I love these noob questions. They're disconcerting and embarrassing. Like, where do babies come from? The simple answer will let your inquirer confused. The complete version with the "sordid" details will let them horrified.
According to
this article, we do not use coax with the exact impedance of the air because that is not convenient from the standpoint of power and voltage. Waveguides have their restrictions too.
If you leave a transmission line open, you will have some propagation, but the impedance mismatch will make part of the radio wave be reflected, causing all kinds of nasty problems, some of them catastrophic in the case of power signals.

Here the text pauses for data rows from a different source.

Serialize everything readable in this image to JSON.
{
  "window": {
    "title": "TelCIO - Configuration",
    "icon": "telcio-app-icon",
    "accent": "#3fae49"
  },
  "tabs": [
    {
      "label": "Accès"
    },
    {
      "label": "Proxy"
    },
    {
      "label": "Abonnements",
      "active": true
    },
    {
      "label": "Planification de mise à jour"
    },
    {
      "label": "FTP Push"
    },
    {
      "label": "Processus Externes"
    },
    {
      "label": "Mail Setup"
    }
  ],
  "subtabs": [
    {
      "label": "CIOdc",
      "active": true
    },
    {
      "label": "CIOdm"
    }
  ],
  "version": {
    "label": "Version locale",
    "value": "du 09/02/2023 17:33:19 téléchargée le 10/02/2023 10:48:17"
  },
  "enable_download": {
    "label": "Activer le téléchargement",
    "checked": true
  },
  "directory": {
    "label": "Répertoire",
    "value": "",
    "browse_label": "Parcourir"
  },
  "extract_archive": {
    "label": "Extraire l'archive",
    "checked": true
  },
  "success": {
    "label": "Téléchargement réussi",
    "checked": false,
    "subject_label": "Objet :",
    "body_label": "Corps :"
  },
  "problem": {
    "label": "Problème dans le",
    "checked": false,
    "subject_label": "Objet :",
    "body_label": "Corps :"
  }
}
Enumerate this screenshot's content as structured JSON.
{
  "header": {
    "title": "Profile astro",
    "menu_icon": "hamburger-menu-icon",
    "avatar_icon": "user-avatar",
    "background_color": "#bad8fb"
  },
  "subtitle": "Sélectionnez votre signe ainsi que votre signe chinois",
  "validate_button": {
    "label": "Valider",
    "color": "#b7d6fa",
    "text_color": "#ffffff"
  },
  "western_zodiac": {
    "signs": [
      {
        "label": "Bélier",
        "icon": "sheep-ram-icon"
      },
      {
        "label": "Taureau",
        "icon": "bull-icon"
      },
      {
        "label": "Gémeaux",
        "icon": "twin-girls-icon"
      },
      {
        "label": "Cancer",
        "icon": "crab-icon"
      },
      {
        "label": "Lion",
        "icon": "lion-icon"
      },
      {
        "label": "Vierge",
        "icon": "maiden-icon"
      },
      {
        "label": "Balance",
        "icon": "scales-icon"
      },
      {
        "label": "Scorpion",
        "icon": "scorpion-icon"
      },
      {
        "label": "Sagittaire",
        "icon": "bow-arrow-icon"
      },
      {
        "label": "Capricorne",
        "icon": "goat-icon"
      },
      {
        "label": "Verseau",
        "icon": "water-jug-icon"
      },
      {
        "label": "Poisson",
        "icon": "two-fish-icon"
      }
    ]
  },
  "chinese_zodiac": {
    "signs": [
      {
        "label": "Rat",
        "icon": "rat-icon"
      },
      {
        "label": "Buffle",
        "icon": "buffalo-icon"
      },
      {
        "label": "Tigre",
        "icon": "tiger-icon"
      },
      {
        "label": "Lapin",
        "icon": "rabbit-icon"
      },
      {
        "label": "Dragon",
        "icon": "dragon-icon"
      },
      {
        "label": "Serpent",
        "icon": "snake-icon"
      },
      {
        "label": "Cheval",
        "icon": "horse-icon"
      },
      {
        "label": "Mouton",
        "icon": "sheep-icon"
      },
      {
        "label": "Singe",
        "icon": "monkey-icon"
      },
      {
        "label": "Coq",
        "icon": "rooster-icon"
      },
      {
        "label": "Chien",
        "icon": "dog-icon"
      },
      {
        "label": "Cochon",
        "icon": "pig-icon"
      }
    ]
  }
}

Antennas match the line with the air by simply propagating all or almost all the signal that is fed to them. So no signal is reflected. To do this several tricks are employed. In resonant dipoles, the standing wave will induce currents and voltages that will match that of the cable.
Feeders of parabolic antennas behave much like a speaker horn, by gradually changing the impedance of the guide.
The design of an antenna defines its bandwidth, directivity, polarization, and many other parameters, some of them legally required.
As for the antenna gain, the reference is an ideal isotropic antenna. It radiates power uniformly in all directions. If your antenna concentrates power in a specific direction, you will have a "gain" in
that direction.
So parabolic antennas have high gain, but they are very directive. Dipoles have low gain but they propagate in all directions perpendicular to the axis of the dipole.